The Return of Europe’s Nation-States: A Response

This month’s edition of Foreign Affairs features a strongly anti-EU piece by Jakub Grygiel (“The return of Europe’s Nation-States: The Upside to the EU’s Crisis”), a Senior Fellow at the Center for European Policy Analysis. In his article, Grygiel argues that citizens are disillusioned with the European Union and that the EU has failed. He claims that a return to newly assertive nation states is necessary to master the continent’s pressing security challenges.

It’s easy to fall into the trap of believing that a return to the nation state is the answer to the problems the EU is facing. But there is no wall high or wide enough to insulate a country from the globalised challenges we are facing. As recently noted by former German Foreign Minister Joschka Fischer, “in the twenty-first century, the turn away from cooperation and integration amounts to burying one’s head in the sand and hoping the dangers will pass.” It was exactly a lack of coordination between national intelligence services that facilitated terrorist strikes, and it was many years of neglect and lacking solidarity that worsened the refugee crisis. Instead, EU Member States need to cooperate better.

Mr Grygiel, for example, believes that European nation states would do a better job on their own checking Russia, but how? Europe’s sanctions against Moscow would be the first victim of a return to nation states. China’s and Russia’s ‘divide and rule’ tactics would flourish in such an environment. Germany would happily continue to conduct bilateral energy deals with Gazprom, to the detriment of Central and Eastern Europe, without EU legislation binding its hands.

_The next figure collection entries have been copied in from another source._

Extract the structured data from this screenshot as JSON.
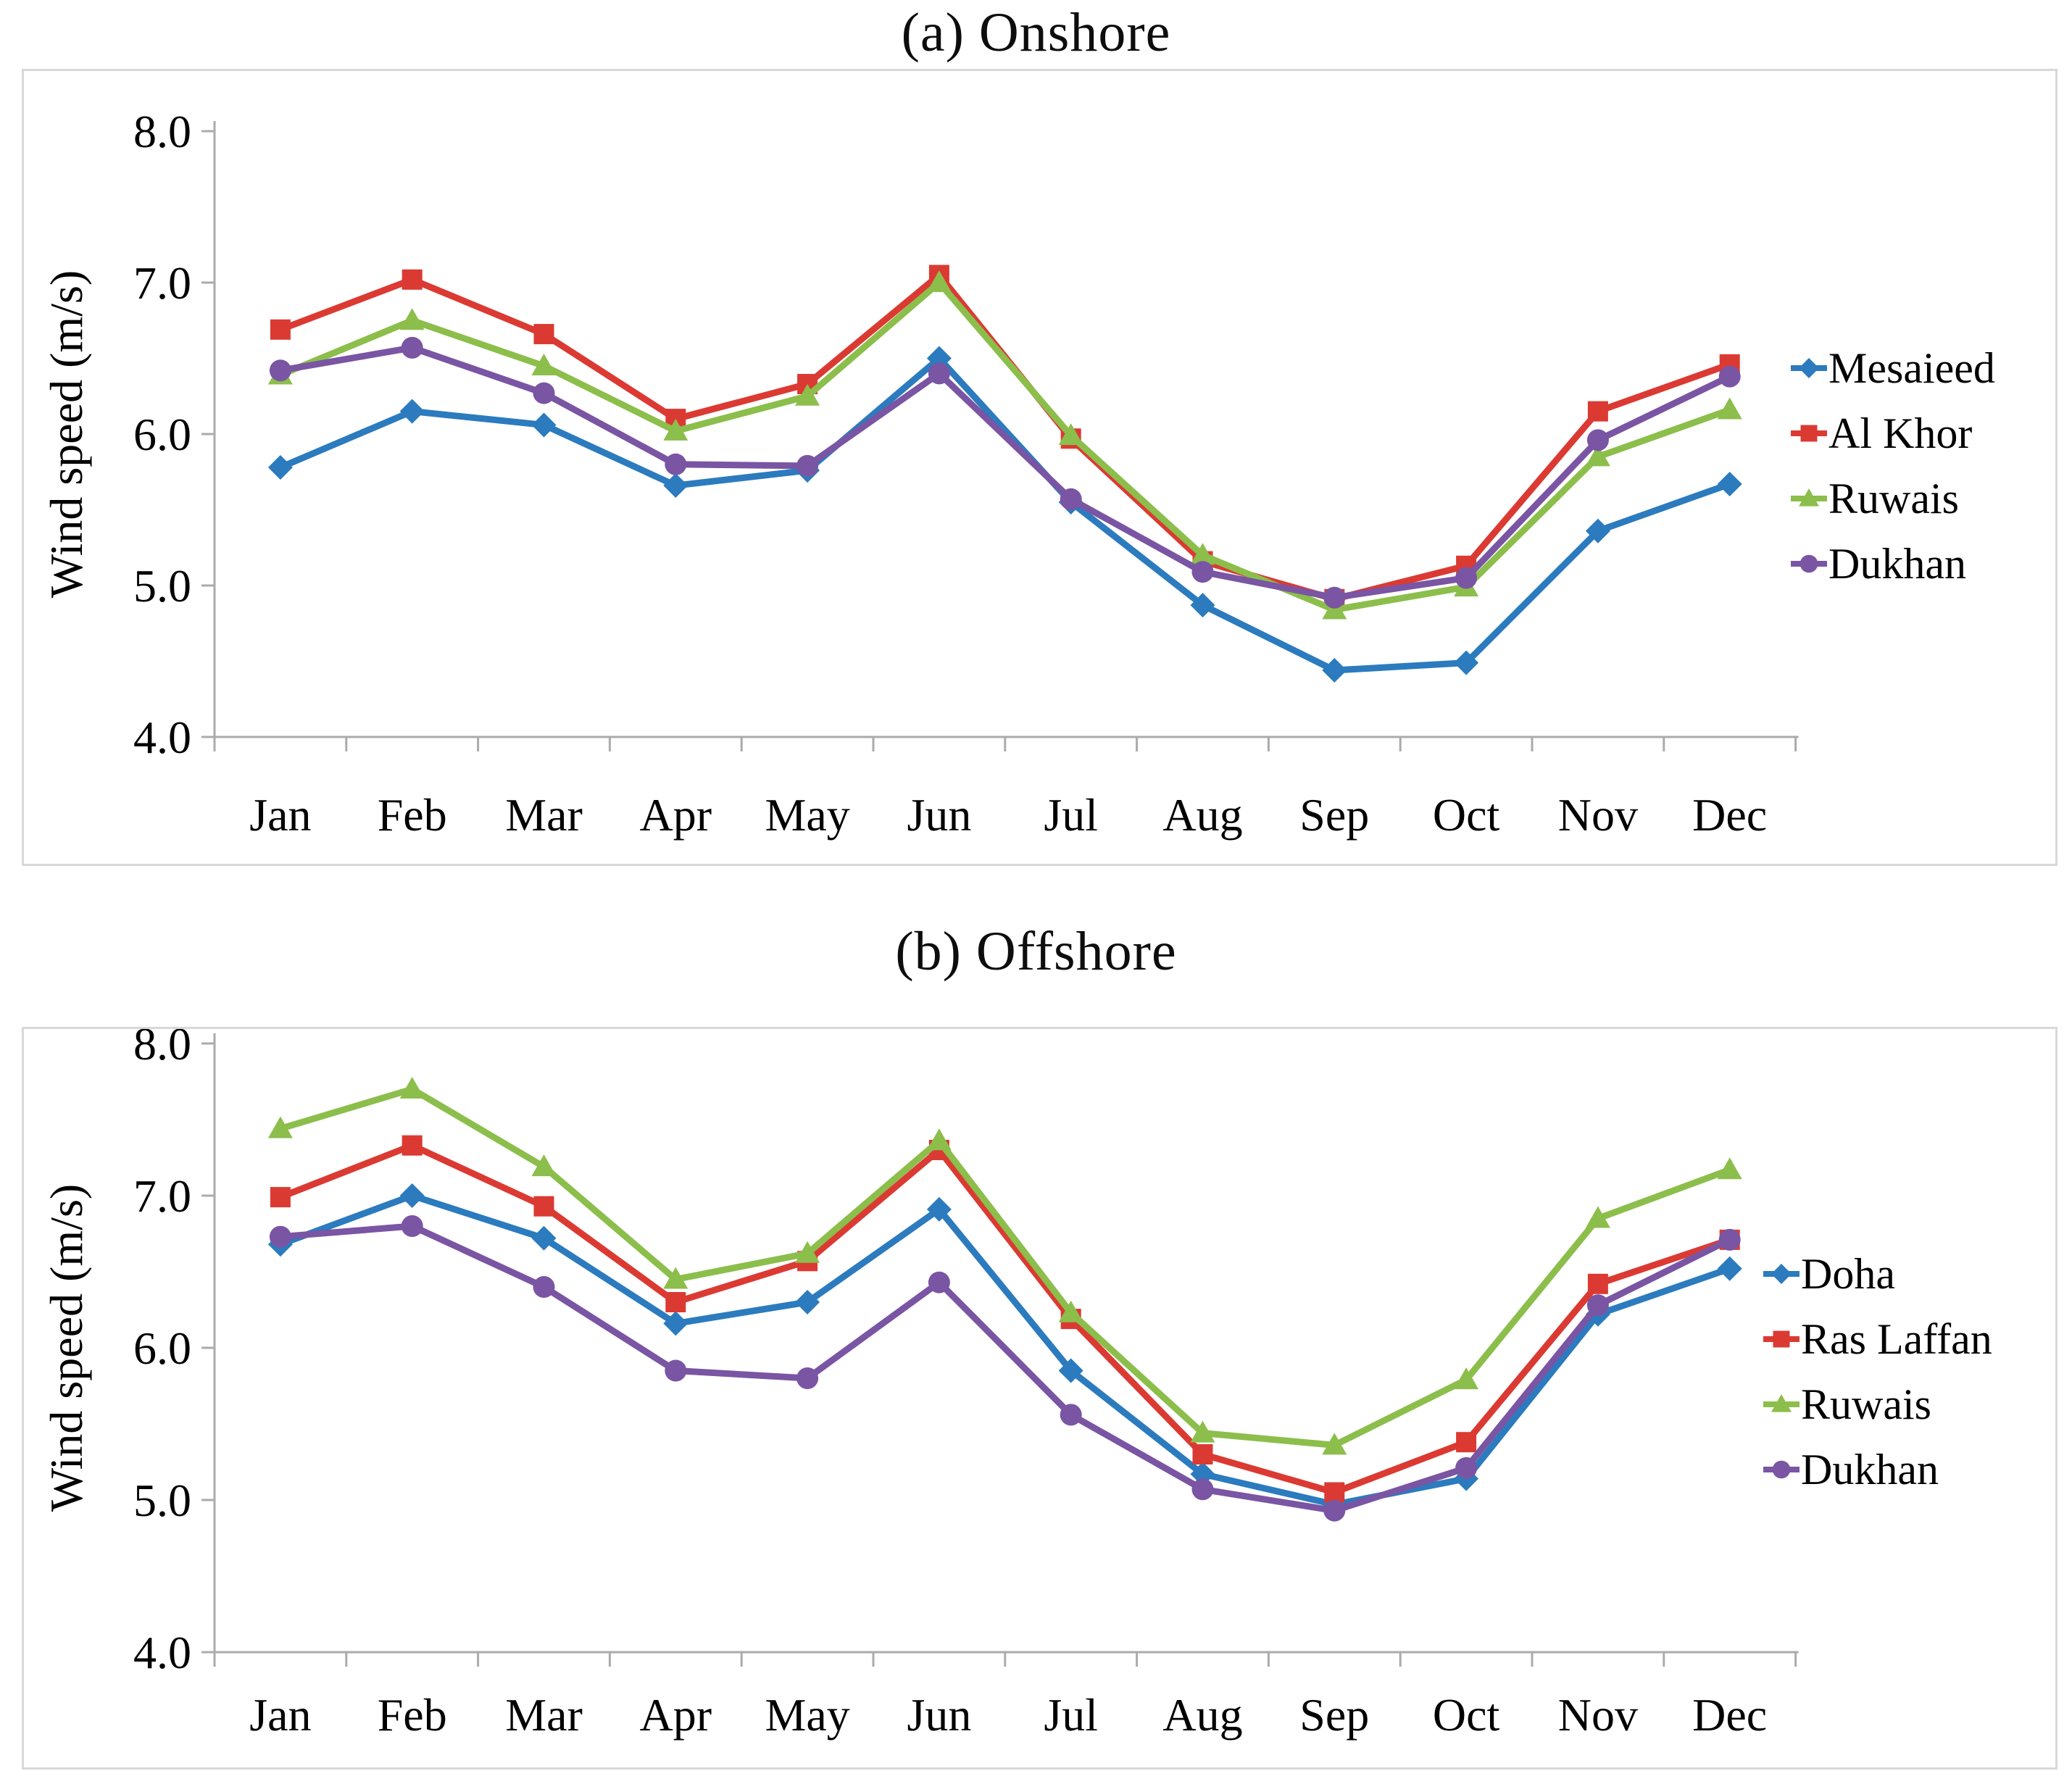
{
  "figure": {
    "background": "#ffffff",
    "panel_border_color": "#d8d8d8",
    "axis_color": "#ababab",
    "text_color": "#000000"
  },
  "chart_data": [
    {
      "type": "line",
      "title": "(a) Onshore",
      "ylabel": "Wind speed (m/s)",
      "xlabel": "",
      "ylim": [
        4.0,
        8.0
      ],
      "ytick_labels": [
        "8.0",
        "7.0",
        "6.0",
        "5.0",
        "4.0"
      ],
      "grid": false,
      "legend_position": "right-outside",
      "categories": [
        "Jan",
        "Feb",
        "Mar",
        "Apr",
        "May",
        "Jun",
        "Jul",
        "Aug",
        "Sep",
        "Oct",
        "Nov",
        "Dec"
      ],
      "series": [
        {
          "name": "Mesaieed",
          "marker": "diamond",
          "color": "#2b7bbe",
          "values": [
            5.78,
            6.15,
            6.06,
            5.66,
            5.76,
            6.5,
            5.55,
            4.87,
            4.44,
            4.49,
            5.36,
            5.67
          ]
        },
        {
          "name": "Al Khor",
          "marker": "square",
          "color": "#db3a33",
          "values": [
            6.69,
            7.02,
            6.66,
            6.1,
            6.33,
            7.05,
            5.97,
            5.16,
            4.91,
            5.13,
            6.15,
            6.46
          ]
        },
        {
          "name": "Ruwais",
          "marker": "triangle",
          "color": "#8cbe4b",
          "values": [
            6.39,
            6.75,
            6.45,
            6.02,
            6.25,
            7.0,
            5.99,
            5.2,
            4.84,
            4.99,
            5.85,
            6.16
          ]
        },
        {
          "name": "Dukhan",
          "marker": "circle",
          "color": "#7a55a3",
          "values": [
            6.42,
            6.57,
            6.27,
            5.8,
            5.79,
            6.4,
            5.57,
            5.09,
            4.92,
            5.05,
            5.96,
            6.38
          ]
        }
      ]
    },
    {
      "type": "line",
      "title": "(b) Offshore",
      "ylabel": "Wind speed (m/s)",
      "xlabel": "",
      "ylim": [
        4.0,
        8.0
      ],
      "ytick_labels": [
        "8.0",
        "7.0",
        "6.0",
        "5.0",
        "4.0"
      ],
      "grid": false,
      "legend_position": "right-outside",
      "categories": [
        "Jan",
        "Feb",
        "Mar",
        "Apr",
        "May",
        "Jun",
        "Jul",
        "Aug",
        "Sep",
        "Oct",
        "Nov",
        "Dec"
      ],
      "series": [
        {
          "name": "Doha",
          "marker": "diamond",
          "color": "#2b7bbe",
          "values": [
            6.68,
            7.0,
            6.72,
            6.16,
            6.3,
            6.91,
            5.85,
            5.17,
            4.97,
            5.14,
            6.22,
            6.52
          ]
        },
        {
          "name": "Ras Laffan",
          "marker": "square",
          "color": "#db3a33",
          "values": [
            6.99,
            7.33,
            6.93,
            6.3,
            6.57,
            7.3,
            6.19,
            5.3,
            5.05,
            5.38,
            6.42,
            6.71
          ]
        },
        {
          "name": "Ruwais",
          "marker": "triangle",
          "color": "#8cbe4b",
          "values": [
            7.44,
            7.7,
            7.19,
            6.45,
            6.62,
            7.36,
            6.23,
            5.44,
            5.36,
            5.79,
            6.85,
            7.17
          ]
        },
        {
          "name": "Dukhan",
          "marker": "circle",
          "color": "#7a55a3",
          "values": [
            6.73,
            6.8,
            6.4,
            5.85,
            5.8,
            6.43,
            5.56,
            5.07,
            4.93,
            5.21,
            6.28,
            6.71
          ]
        }
      ]
    }
  ]
}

Furthermore, recalling Senator Moynihan, Mr Grygiel is of course entitled to his own opinion but not his own facts. Public opinion polls show support for the EU. According to Eurobarometer, citizens consistently trust EU institutions over their own national governments. After the historic Brexit vote, support for the EU actually increased in a number of Member States, particularly Germany. A recent annual survey of the World Economic Forum also highlighted that only 13% of European millennials identify primarily with their nation state, while over 50% see themselves as either global or European citizens.

What the European Union needs is neither ever more integration, nor a complete return to the nation state as supported by Mr Grygiel. Instead, flexibility is key, allowing for different types of deepening integration. EU Member States have an arsenal of integration models at their disposal. They can advance “enhanced cooperation” between groups of Member States or they can use Permanent Structured Cooperation under Article 46 of the Treaty of the EU, as is currently being debated with regards to creating a Defence Union. Options for different forms of integration exist and need to be used.

Quoting the American theologian Reinhold Niebuhr, Mr Grygiel argues that individual countries will provide the kind of safety that Brussels can’t. Well, let me return the favour with another Niebuhr quote: “Nothing we do, however virtuous, can be accomplished alone.”